Сначала я опасался, что мы не узнаем, какой из двух совершенно одинаковых асторовских домов принадлежит нашей мадам Астор, но, как сказала Эмма, если бы сводные сестры решили устроить прием в один и тот же вечер, Пятая авеню оказалась бы полностью запруженной. Кстати, когда я выразил надежду, что она не будет скучать от провинциализма американского высшего общества, Эмма решительно замотала головой.

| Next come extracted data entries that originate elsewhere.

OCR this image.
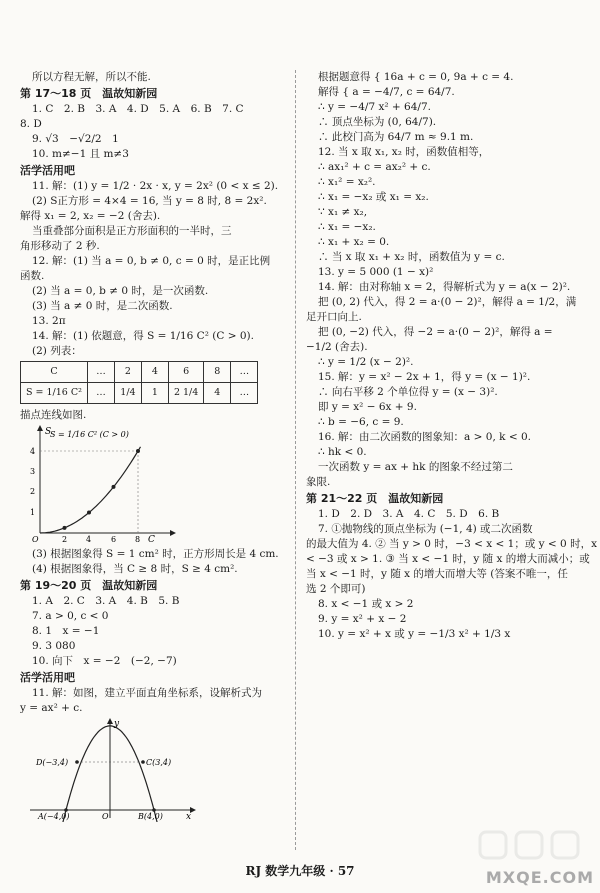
所以方程无解，所以不能.
第 17～18 页　温故知新园
1. C　2. B　3. A　4. D　5. A　6. B　7. C
8. D
9. √3　−√2/2　1
10. m≠−1 且 m≠3
活学活用吧
11. 解：(1) y = 1/2 · 2x · x, y = 2x² (0 < x ≤ 2).
(2) S正方形 = 4×4 = 16, 当 y = 8 时, 8 = 2x².
解得 x₁ = 2, x₂ = −2 (舍去).
当重叠部分面积是正方形面积的一半时，三
角形移动了 2 秒.
12. 解：(1) 当 a = 0, b ≠ 0, c = 0 时，是正比例
函数.
(2) 当 a = 0, b ≠ 0 时，是一次函数.
(3) 当 a ≠ 0 时，是二次函数.
13. 2π
14. 解：(1) 依题意，得 S = 1/16 C² (C > 0).
(2) 列表：
C	…	2	4	6	8	…
S = 1/16 C²	…	1/4	1	2 1/4	4	…
描点连线如图.
1
2
3
4
2 4 6 8
O
S
C
S = 1/16 C² (C > 0)
(3) 根据图象得 S = 1 cm² 时，正方形周长是 4 cm.
(4) 根据图象得，当 C ≥ 8 时，S ≥ 4 cm².
第 19～20 页　温故知新园
1. A　2. C　3. A　4. B　5. B
7. a > 0, c < 0
8. 1　x = −1
9. 3 080
10. 向下　x = −2　(−2, −7)
活学活用吧
11. 解：如图，建立平面直角坐标系，设解析式为
y = ax² + c.
D(−3,4)	C(3,4)
A(−4,0)	B(4,0)
O
y
x
根据题意得 { 16a + c = 0, 9a + c = 4.
解得 { a = −4/7, c = 64/7.
∴ y = −4/7 x² + 64/7.
∴ 顶点坐标为 (0, 64/7).
∴ 此校门高为 64/7 m ≈ 9.1 m.
12. 当 x 取 x₁, x₂ 时，函数值相等，
∴ ax₁² + c = ax₂² + c.
∴ x₁² = x₂².
∴ x₁ = −x₂ 或 x₁ = x₂.
∵ x₁ ≠ x₂,
∴ x₁ = −x₂.
∴ x₁ + x₂ = 0.
∴ 当 x 取 x₁ + x₂ 时，函数值为 y = c.
13. y = 5 000 (1 − x)²
14. 解：由对称轴 x = 2，得解析式为 y = a(x − 2)².
把 (0, 2) 代入，得 2 = a·(0 − 2)²，解得 a = 1/2，满
足开口向上.
把 (0, −2) 代入，得 −2 = a·(0 − 2)²，解得 a =
−1/2 (舍去).
∴ y = 1/2 (x − 2)².
15. 解：y = x² − 2x + 1，得 y = (x − 1)².
∴ 向右平移 2 个单位得 y = (x − 3)².
即 y = x² − 6x + 9.
∴ b = −6, c = 9.
16. 解：由二次函数的图象知：a > 0, k < 0.
∴ hk < 0.
一次函数 y = ax + hk 的图象不经过第二
象限.
第 21～22 页　温故知新园
1. D　2. D　3. A　4. C　5. D　6. B
7. ①抛物线的顶点坐标为 (−1, 4) 或二次函数
的最大值为 4. ② 当 y > 0 时，−3 < x < 1；或 y < 0 时，x
< −3 或 x > 1. ③ 当 x < −1 时，y 随 x 的增大而减小；或
当 x < −1 时，y 随 x 的增大而增大等 (答案不唯一，任
选 2 个即可)
8. x < −1 或 x > 2
9. y = x² + x − 2
10. y = x² + x 或 y = −1/3 x² + 1/3 x
RJ 数学九年级 · 57	MXQE.COM
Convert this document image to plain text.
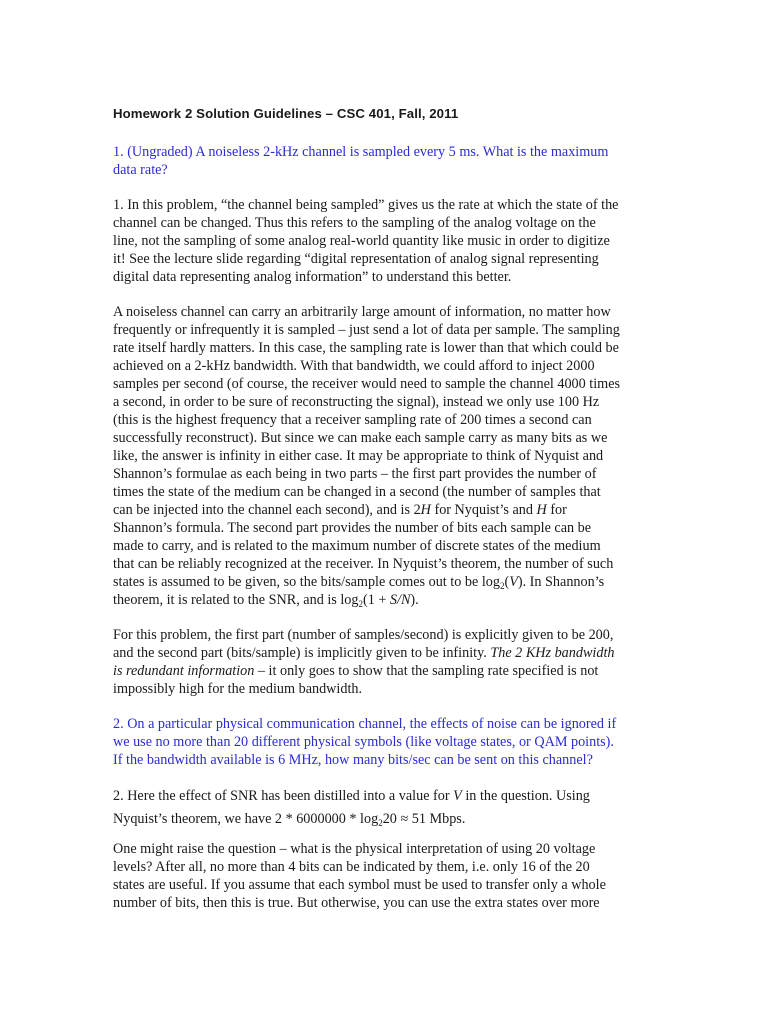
Homework 2 Solution Guidelines – CSC 401, Fall, 2011
1. (Ungraded) A noiseless 2-kHz channel is sampled every 5 ms. What is the maximum
data rate?
1. In this problem, “the channel being sampled” gives us the rate at which the state of the
channel can be changed. Thus this refers to the sampling of the analog voltage on the
line, not the sampling of some analog real-world quantity like music in order to digitize
it! See the lecture slide regarding “digital representation of analog signal representing
digital data representing analog information” to understand this better.
A noiseless channel can carry an arbitrarily large amount of information, no matter how
frequently or infrequently it is sampled – just send a lot of data per sample. The sampling
rate itself hardly matters. In this case, the sampling rate is lower than that which could be
achieved on a 2-kHz bandwidth. With that bandwidth, we could afford to inject 2000
samples per second (of course, the receiver would need to sample the channel 4000 times
a second, in order to be sure of reconstructing the signal), instead we only use 100 Hz
(this is the highest frequency that a receiver sampling rate of 200 times a second can
successfully reconstruct). But since we can make each sample carry as many bits as we
like, the answer is infinity in either case. It may be appropriate to think of Nyquist and
Shannon’s formulae as each being in two parts – the first part provides the number of
times the state of the medium can be changed in a second (the number of samples that
can be injected into the channel each second), and is 2H for Nyquist’s and H for
Shannon’s formula. The second part provides the number of bits each sample can be
made to carry, and is related to the maximum number of discrete states of the medium
that can be reliably recognized at the receiver. In Nyquist’s theorem, the number of such
states is assumed to be given, so the bits/sample comes out to be $\log_2(V)$. In Shannon’s
theorem, it is related to the SNR, and is $\log_2(1 + S/N)$.
For this problem, the first part (number of samples/second) is explicitly given to be 200,
and the second part (bits/sample) is implicitly given to be infinity. The 2 KHz bandwidth
is redundant information – it only goes to show that the sampling rate specified is not
impossibly high for the medium bandwidth.
2. On a particular physical communication channel, the effects of noise can be ignored if
we use no more than 20 different physical symbols (like voltage states, or QAM points).
If the bandwidth available is 6 MHz, how many bits/sec can be sent on this channel?
2. Here the effect of SNR has been distilled into a value for V in the question. Using
Nyquist’s theorem, we have $2 * 6000000 * \log_220 \approx 51$ Mbps.
One might raise the question – what is the physical interpretation of using 20 voltage
levels? After all, no more than 4 bits can be indicated by them, i.e. only 16 of the 20
states are useful. If you assume that each symbol must be used to transfer only a whole
number of bits, then this is true. But otherwise, you can use the extra states over more
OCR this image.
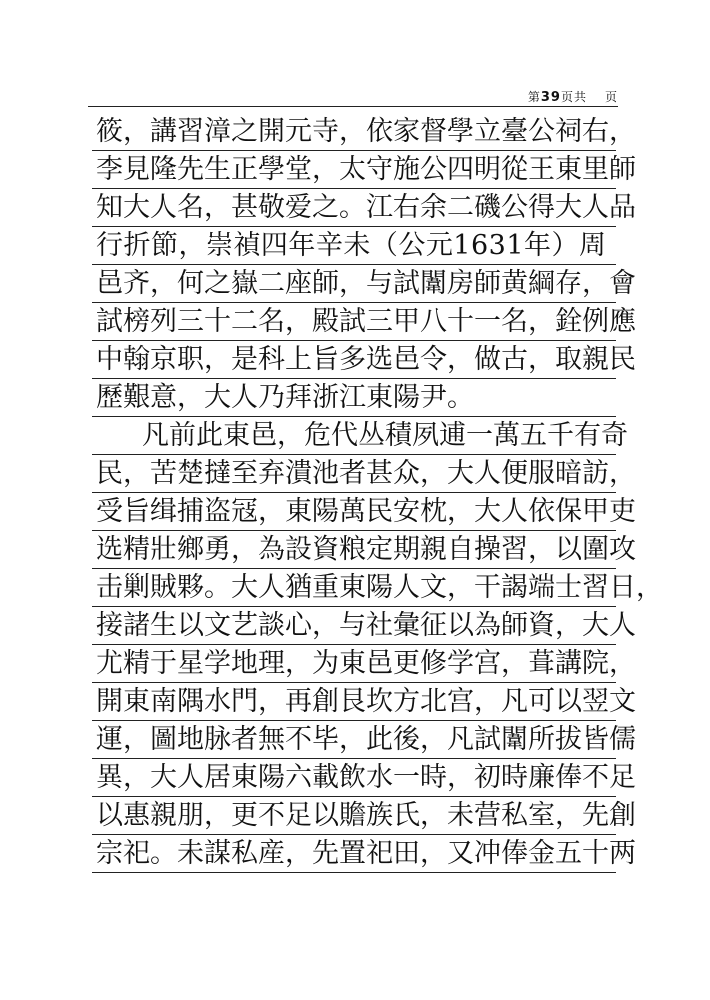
第39页共 页
筱 ， 講 習 漳 之 開 元 寺 ， 依 家 督 學 立 臺 公 祠 右 ，
李 見 隆 先 生 正 學 堂 ， 太 守 施 公 四 明 從 王 東 里 師
知 大 人 名 ， 甚 敬 爱 之 。 江 右 余 二 磯 公 得 大 人 品
行 折 節 ， 崇 禎 四 年 辛 未 （ 公 元 1 6 3 1 年 ） 周
邑 齐 ， 何 之 嶽 二 座 師 ， 与 試 闈 房 師 黄 綱 存 ， 會
試 榜 列 三 十 二 名 ， 殿 試 三 甲 八 十 一 名 ， 銓 例 應
中 翰 京 职 ， 是 科 上 旨 多 选 邑 令 ， 做 古 ， 取 親 民
歷艱意，大人乃拜浙江東陽尹。
凡 前 此 東 邑 ， 危 代 丛 積 夙 逋 一 萬 五 千 有 奇
民 ， 苦 楚 撻 至 弃 潰 池 者 甚 众 ， 大 人 便 服 暗 訪 ，
受 旨 缉 捕 盗 冦 ， 東 陽 萬 民 安 枕 ， 大 人 依 保 甲 吏
选 精 壯 鄉 勇 ， 為 設 資 粮 定 期 親 自 操 習 ， 以 圍 攻
击 剿 賊 夥 。 大 人 猶 重 東 陽 人 文 ， 干 謁 端 士 習 日 ，
接 諸 生 以 文 艺 談 心 ， 与 社 彙 征 以 為 師 資 ， 大 人
尤 精 于 星 学 地 理 ， 为 東 邑 更 修 学 宫 ， 葺 講 院 ，
開 東 南 隅 水 門 ， 再 創 艮 坎 方 北 宫 ， 凡 可 以 翌 文
運 ， 圖 地 脉 者 無 不 毕 ， 此 後 ， 凡 試 闈 所 拔 皆 儒
異 ， 大 人 居 東 陽 六 載 飲 水 一 時 ， 初 時 廉 俸 不 足
以 惠 親 朋 ， 更 不 足 以 贍 族 氏 ， 未 营 私 室 ， 先 創
宗 祀 。 未 謀 私 産 ， 先 置 祀 田 ， 又 冲 俸 金 五 十 两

— Какая там скука, папа. О чем ты? Большие деньги… они похожи на яркие лучи электрического света в этих ужасных залах и безумно меня волнуют. Я просто трепещу! Эти твои богачи светятся, точно северное сияние. — Иногда Эмма выражается удивительно беллетристично, несмотря на свой довольно-таки вульгарный литературный вкус.
Когда асторовский лакей — темно-зеленая плюшевая накидка, золотые гербовые пуговицы, красная куртка, бриджи и черные шелковые чулки — помогал нам вылезти из кареты, за нами наблюдала небольшая толпа, несмотря на то что на улице шел снег. От ступенек парадной двери дома номер триста пятьдесят по Пятой авеню через тротуар был небрежно переброшен исчезающий в сточной канаве красный ковер. Мы поспешили войти.
Некто, похожий на придворного церемониймейстера, указывал дамам, как пройти в комнату, чтобы привести в порядок себя и свои туалеты, мужчинам — в гардеробную. Затем, завершив положенные приготовления, мы с Эммой торжественно направились по длинному коридору к широкой лестнице. Внутри дом кажется крупнее и внушительнее, чем можно предположить по его уличному фасаду, похожему на тонкий ломтик шоколадного торта.